How travel suppliers can work together

The WTTC has provided guidelines on how global cooperation can be achieved in relation to the travel industry revival. First and foremost, it will be imperative for both public and private sectors to come to an agreement on the implementation of health and safety standards across the industry and ensure that all travel suppliers are empowered to remain compliant.

Worker support schemes need to be strengthened in light of the financial impact of the pandemic. Payroll protection, tax payment deferrals, wage subsidies must become top priorities.

Another wonderful idea is for travel suppliers to introduce consumer incentives to encourage travel-related spending. Considering the macro-trend of ‘evolution of demand’ as mentioned above, it pays to focus exclusively on promoting domestic travel and regional experiences at first. Emphasis also needs to be placed on extending support and digital infrastructure to ‘hidden gems’ and rural destinations, as opposed to only marketing city centres and well-known attractions.

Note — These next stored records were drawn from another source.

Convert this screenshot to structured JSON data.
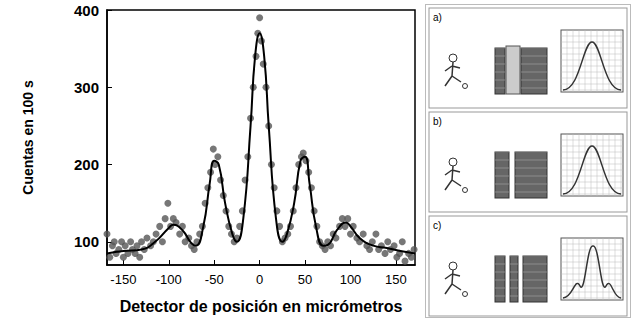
{
  "chart_data": {
    "type": "scatter",
    "x_label": "Detector de posición en micrómetros",
    "y_label": "Cuentas en 100 s",
    "xlim": [
      -168,
      171
    ],
    "ylim": [
      70,
      400
    ],
    "xticks": [
      -150,
      -100,
      -50,
      0,
      50,
      100,
      150
    ],
    "yticks": [
      100,
      200,
      300,
      400
    ],
    "grid": false,
    "series": [
      {
        "type": "scatter",
        "color": "#555555",
        "marker": "circle",
        "x": [
          -168,
          -165,
          -162,
          -160,
          -158,
          -155,
          -152,
          -150,
          -148,
          -145,
          -142,
          -140,
          -137,
          -135,
          -132,
          -130,
          -127,
          -124,
          -120,
          -117,
          -114,
          -110,
          -107,
          -104,
          -101,
          -98,
          -95,
          -92,
          -88,
          -85,
          -82,
          -78,
          -75,
          -72,
          -69,
          -66,
          -63,
          -60,
          -57,
          -54,
          -51,
          -49,
          -46,
          -43,
          -40,
          -37,
          -34,
          -31,
          -28,
          -25,
          -22,
          -19,
          -16,
          -13,
          -10,
          -7,
          -4,
          -2,
          0,
          2,
          4,
          7,
          10,
          13,
          16,
          19,
          22,
          25,
          28,
          31,
          34,
          37,
          40,
          43,
          46,
          48,
          51,
          54,
          57,
          60,
          63,
          66,
          69,
          72,
          75,
          78,
          81,
          84,
          88,
          91,
          94,
          97,
          100,
          103,
          107,
          110,
          114,
          118,
          121,
          124,
          128,
          131,
          134,
          138,
          141,
          144,
          148,
          151,
          154,
          157,
          160,
          164,
          167,
          170
        ],
        "values": [
          110,
          80,
          95,
          100,
          85,
          90,
          100,
          80,
          95,
          85,
          100,
          90,
          85,
          95,
          80,
          100,
          90,
          105,
          95,
          100,
          110,
          120,
          100,
          130,
          150,
          120,
          130,
          125,
          110,
          120,
          100,
          105,
          95,
          90,
          100,
          110,
          120,
          150,
          170,
          190,
          220,
          200,
          210,
          180,
          160,
          140,
          120,
          110,
          100,
          105,
          120,
          140,
          180,
          210,
          260,
          300,
          340,
          370,
          390,
          360,
          330,
          300,
          250,
          200,
          170,
          140,
          120,
          100,
          105,
          110,
          120,
          140,
          170,
          200,
          210,
          215,
          205,
          190,
          170,
          140,
          120,
          100,
          95,
          90,
          100,
          95,
          110,
          105,
          120,
          130,
          120,
          130,
          110,
          120,
          105,
          100,
          110,
          95,
          90,
          100,
          110,
          90,
          95,
          85,
          100,
          90,
          95,
          80,
          85,
          100,
          75,
          85,
          80,
          90
        ]
      },
      {
        "type": "line",
        "color": "#000000",
        "line_style": "solid",
        "x": [
          -168,
          -150,
          -130,
          -115,
          -100,
          -95,
          -85,
          -75,
          -70,
          -62,
          -55,
          -50,
          -45,
          -38,
          -30,
          -25,
          -18,
          -10,
          -5,
          0,
          5,
          10,
          18,
          25,
          30,
          38,
          45,
          50,
          55,
          62,
          70,
          75,
          85,
          95,
          100,
          110,
          125,
          140,
          155,
          171
        ],
        "values": [
          85,
          88,
          90,
          100,
          118,
          122,
          115,
          98,
          95,
          120,
          175,
          205,
          200,
          150,
          110,
          100,
          130,
          250,
          340,
          370,
          340,
          250,
          130,
          100,
          110,
          150,
          205,
          210,
          175,
          120,
          95,
          96,
          115,
          125,
          120,
          105,
          95,
          92,
          88,
          85
        ]
      }
    ]
  },
  "illustration": {
    "panels": [
      "a)",
      "b)",
      "c)"
    ]
  }
}
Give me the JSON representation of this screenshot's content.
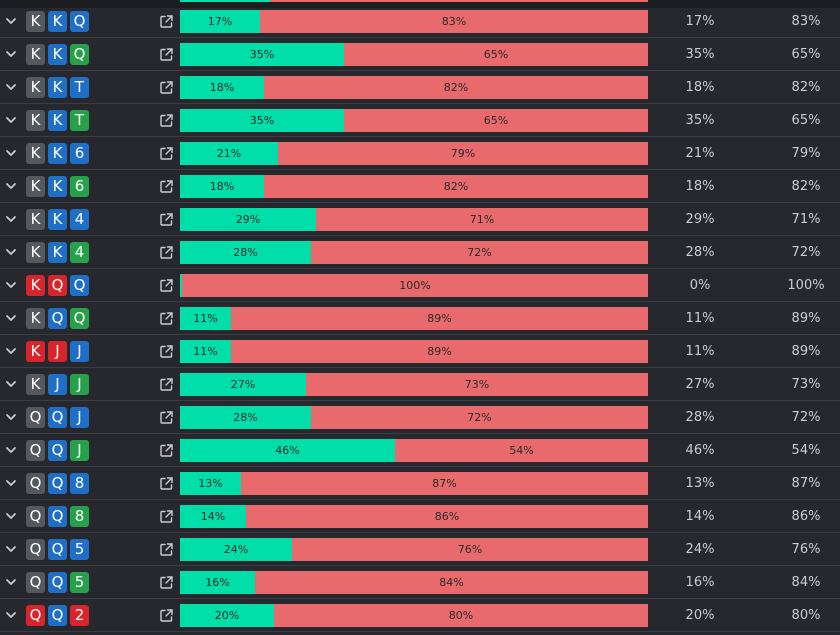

Once again taking the macro-trends into consideration, cooperation needs to take place around strengthening sustainability within the sector. This is another area where incentives could come into play, particularly in terms of encouraging businesses within the private sector to adhere to eco-conscious traveller demands.

WTTC president and chief executive Gloria Guevara said:

“We strongly believe that by working as and by taking a co-ordinated approach, we can beat Covid-19 and return to safe travels with world class standards of hygiene to travellers and regenerate the jobs and livelihoods of the 330 million people who worked in the sector before Covid-19.”

It’s no longer about competition. It’s about collaboration and cooperation!